DRM – safe for work, but please not at home. – Tales from the Crypto

DRM – safe for work, but please not at home.

Here’s a theme you’ll have heard from me a dozen times if you’ve been following my Usenet traffic:


“When I buy software, or music, or videos, I want to buy the content, not just the plastic it comes on.”


What do I mean by this?


Simply that I don’t want to find myself restricted as to what I can do with the software, music, videos, etc.  If I buy a DVD, I want to be able to watch it on my choice of device, in my choice of country, and (if necessary) in my choice of format.


With the recent news of Sony’s unpleasant intrusion into home computers (or this link for an American version), it’s a reminder for me to say this again – my computer is my computer, and I’ll thank you – any of you – to leave me to decide and actively accept what software to install on it.


Yes, Sony may include a licence on their CDs – but who reads them?  Who even expects that an audio CD (not a software title) will install software on their machine?


The key point to my mind is that I, the system administrator on my home computer, cannot hope to maintain the security and reliability of my system if I cannot know when software is installed, and be able to remove what software I choose to no longer be there.  If Mark Russinovich, a hugely capable developer, cannot remove the software from his system without losing access to parts of his system, what hope do the rest of us have?


Digital Rights Management, or DRM, is frequently put forward by music companies as the next best thing since sliced bread.  It’s not, and it’s not even remotely appropriate for home use, or for preventing privacy.


DRM works in exactly one scenario: when the owner of the rights also controls the behaviour of those subject to DRM.  That almost always means “work”, where the rights owner can discipline, and eventually terminate, those that refuse to respect the DRM restrictions on content.  To attempt to apply it to home use, where there is no such control, is to ignore that basic limitation of DRM.


And, quite frankly, it’s insulting.  I don’t feel like pulling out the “innocent until proven guilty” argument in its entirety, but as a legal and honest purchaser of all manner of electronic content, I feel insulted that I am then limited as to my use – not merely limited as to illegal copying and distribution, but limited as to what should be legal – copying for my own use in different devices.

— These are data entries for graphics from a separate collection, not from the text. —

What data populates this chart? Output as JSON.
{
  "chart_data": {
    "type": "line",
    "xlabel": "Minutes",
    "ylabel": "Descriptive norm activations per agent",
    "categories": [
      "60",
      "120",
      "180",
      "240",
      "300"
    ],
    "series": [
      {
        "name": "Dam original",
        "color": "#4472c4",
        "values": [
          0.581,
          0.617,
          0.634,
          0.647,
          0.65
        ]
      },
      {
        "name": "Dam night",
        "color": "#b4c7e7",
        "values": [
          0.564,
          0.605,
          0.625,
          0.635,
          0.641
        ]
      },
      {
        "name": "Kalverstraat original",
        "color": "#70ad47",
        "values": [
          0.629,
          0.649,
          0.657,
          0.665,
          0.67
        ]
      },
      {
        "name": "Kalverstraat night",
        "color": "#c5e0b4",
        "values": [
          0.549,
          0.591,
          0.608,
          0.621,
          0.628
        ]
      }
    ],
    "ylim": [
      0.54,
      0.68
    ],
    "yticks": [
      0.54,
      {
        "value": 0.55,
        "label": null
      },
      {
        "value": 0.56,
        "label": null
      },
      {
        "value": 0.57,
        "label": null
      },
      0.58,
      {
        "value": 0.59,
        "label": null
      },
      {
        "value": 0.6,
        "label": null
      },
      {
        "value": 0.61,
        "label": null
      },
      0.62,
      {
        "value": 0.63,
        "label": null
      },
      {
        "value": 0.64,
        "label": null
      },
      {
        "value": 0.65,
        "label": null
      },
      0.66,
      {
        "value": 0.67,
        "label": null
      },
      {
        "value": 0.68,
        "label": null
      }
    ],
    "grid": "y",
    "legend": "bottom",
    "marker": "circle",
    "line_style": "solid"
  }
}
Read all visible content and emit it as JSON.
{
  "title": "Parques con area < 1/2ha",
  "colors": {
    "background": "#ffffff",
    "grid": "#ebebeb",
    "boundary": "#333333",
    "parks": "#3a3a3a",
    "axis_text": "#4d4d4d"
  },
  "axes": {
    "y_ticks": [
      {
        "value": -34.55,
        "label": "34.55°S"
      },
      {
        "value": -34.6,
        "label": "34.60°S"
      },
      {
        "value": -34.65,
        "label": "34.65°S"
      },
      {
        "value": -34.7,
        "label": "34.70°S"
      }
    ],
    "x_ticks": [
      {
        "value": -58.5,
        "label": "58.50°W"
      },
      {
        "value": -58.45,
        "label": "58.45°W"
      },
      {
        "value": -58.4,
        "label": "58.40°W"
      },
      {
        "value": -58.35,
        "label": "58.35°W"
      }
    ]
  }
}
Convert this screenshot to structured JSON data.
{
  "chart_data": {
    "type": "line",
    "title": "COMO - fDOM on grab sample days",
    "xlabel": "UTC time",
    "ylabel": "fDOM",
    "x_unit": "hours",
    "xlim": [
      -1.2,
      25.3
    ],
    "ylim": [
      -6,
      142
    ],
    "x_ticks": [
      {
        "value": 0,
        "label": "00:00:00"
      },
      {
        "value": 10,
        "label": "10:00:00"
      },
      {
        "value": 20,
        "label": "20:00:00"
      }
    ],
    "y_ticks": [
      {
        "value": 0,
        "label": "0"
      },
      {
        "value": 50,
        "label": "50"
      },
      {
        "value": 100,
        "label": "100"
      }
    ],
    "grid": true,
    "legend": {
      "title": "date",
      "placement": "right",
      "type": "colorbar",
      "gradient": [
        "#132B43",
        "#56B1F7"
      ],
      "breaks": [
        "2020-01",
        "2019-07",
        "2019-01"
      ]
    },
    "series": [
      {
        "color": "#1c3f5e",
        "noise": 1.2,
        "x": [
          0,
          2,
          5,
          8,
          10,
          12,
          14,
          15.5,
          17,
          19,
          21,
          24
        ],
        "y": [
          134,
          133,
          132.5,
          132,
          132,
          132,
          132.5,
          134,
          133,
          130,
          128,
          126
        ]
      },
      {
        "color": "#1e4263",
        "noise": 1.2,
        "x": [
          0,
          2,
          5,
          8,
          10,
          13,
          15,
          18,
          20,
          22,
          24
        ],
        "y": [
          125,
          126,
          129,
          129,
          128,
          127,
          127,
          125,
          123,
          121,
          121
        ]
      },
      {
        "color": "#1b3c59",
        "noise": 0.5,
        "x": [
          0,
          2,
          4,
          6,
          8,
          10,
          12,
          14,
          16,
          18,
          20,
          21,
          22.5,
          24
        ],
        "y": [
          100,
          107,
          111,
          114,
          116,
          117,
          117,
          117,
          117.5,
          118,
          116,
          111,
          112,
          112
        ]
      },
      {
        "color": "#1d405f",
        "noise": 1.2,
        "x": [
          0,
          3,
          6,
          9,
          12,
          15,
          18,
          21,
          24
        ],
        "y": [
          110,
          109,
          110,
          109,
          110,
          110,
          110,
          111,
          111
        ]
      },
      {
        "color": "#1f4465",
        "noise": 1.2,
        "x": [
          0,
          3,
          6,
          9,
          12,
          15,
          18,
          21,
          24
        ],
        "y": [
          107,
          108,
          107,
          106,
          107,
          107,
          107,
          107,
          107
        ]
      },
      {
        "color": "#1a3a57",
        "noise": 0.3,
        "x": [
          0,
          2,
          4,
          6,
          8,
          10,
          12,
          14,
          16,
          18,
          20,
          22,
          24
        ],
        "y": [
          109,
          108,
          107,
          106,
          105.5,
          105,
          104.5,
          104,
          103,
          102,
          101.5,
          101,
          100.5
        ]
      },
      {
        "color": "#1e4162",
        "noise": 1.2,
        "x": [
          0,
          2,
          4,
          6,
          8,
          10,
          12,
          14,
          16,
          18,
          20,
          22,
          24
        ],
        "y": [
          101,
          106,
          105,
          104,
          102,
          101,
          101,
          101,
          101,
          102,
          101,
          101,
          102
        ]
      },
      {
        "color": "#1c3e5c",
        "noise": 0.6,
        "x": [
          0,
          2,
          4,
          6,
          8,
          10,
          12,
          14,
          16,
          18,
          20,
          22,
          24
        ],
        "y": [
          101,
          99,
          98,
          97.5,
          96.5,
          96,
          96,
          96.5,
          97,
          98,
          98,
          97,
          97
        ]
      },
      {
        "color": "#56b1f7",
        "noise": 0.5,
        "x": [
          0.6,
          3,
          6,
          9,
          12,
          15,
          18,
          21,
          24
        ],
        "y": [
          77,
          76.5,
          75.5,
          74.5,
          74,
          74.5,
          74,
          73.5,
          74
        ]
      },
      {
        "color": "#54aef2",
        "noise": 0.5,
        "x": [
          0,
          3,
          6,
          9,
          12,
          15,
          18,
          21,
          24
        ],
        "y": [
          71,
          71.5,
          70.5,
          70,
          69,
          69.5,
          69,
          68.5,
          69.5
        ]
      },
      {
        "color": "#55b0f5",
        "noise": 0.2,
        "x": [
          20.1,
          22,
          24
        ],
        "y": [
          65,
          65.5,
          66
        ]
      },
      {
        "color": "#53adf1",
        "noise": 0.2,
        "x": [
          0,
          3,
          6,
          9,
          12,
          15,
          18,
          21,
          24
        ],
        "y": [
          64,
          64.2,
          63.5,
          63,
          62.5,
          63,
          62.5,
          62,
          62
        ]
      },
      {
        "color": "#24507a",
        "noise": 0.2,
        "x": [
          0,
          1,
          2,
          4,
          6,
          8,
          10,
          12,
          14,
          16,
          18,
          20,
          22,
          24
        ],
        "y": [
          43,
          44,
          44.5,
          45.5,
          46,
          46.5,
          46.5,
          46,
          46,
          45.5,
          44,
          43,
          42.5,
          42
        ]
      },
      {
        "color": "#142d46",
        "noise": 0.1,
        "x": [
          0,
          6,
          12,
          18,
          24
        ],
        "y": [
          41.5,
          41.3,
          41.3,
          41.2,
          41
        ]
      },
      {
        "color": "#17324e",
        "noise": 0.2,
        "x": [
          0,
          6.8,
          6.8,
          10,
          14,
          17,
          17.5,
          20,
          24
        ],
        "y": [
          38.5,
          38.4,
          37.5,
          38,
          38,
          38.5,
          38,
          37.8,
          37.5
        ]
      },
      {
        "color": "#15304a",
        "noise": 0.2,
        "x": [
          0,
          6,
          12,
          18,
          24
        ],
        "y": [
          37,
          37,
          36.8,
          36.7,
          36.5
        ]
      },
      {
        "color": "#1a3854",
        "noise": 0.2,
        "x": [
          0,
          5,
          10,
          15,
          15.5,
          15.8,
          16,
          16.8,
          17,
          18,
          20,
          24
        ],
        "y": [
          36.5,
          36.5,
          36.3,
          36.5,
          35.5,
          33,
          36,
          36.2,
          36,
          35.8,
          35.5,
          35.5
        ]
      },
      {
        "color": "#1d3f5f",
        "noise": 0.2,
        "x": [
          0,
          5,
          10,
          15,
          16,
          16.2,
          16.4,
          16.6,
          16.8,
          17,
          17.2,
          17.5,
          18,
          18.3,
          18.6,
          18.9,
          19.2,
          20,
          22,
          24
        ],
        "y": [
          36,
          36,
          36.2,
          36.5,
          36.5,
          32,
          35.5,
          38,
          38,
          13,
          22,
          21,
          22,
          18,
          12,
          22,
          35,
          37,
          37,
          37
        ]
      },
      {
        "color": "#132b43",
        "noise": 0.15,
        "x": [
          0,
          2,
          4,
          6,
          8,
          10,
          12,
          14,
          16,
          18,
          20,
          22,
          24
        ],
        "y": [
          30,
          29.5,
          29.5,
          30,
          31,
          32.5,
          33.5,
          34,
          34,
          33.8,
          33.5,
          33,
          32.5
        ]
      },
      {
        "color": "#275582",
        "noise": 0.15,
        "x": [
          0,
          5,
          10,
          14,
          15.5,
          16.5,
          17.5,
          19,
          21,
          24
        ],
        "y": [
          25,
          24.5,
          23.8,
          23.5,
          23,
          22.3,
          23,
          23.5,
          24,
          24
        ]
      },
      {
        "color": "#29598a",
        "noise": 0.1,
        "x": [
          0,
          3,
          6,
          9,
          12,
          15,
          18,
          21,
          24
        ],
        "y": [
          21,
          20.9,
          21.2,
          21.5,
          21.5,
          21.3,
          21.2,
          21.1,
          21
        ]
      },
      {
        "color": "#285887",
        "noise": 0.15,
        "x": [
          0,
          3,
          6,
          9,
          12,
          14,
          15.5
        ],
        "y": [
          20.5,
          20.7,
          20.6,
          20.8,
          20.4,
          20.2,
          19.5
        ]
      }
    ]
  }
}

I believe in this so strongly that I have made sure that the software I sell is controlled by those who pay for it.  You can move our software from one machine to another, and we ask only that you use no more copies than you have paid for.  We assume that we can trust our legitimate customers.  We put a few limits into the freely-distributed version, only because if we don’t, nobody buys (trust us, we’ve tried).  Even the honest need a few reminders some times.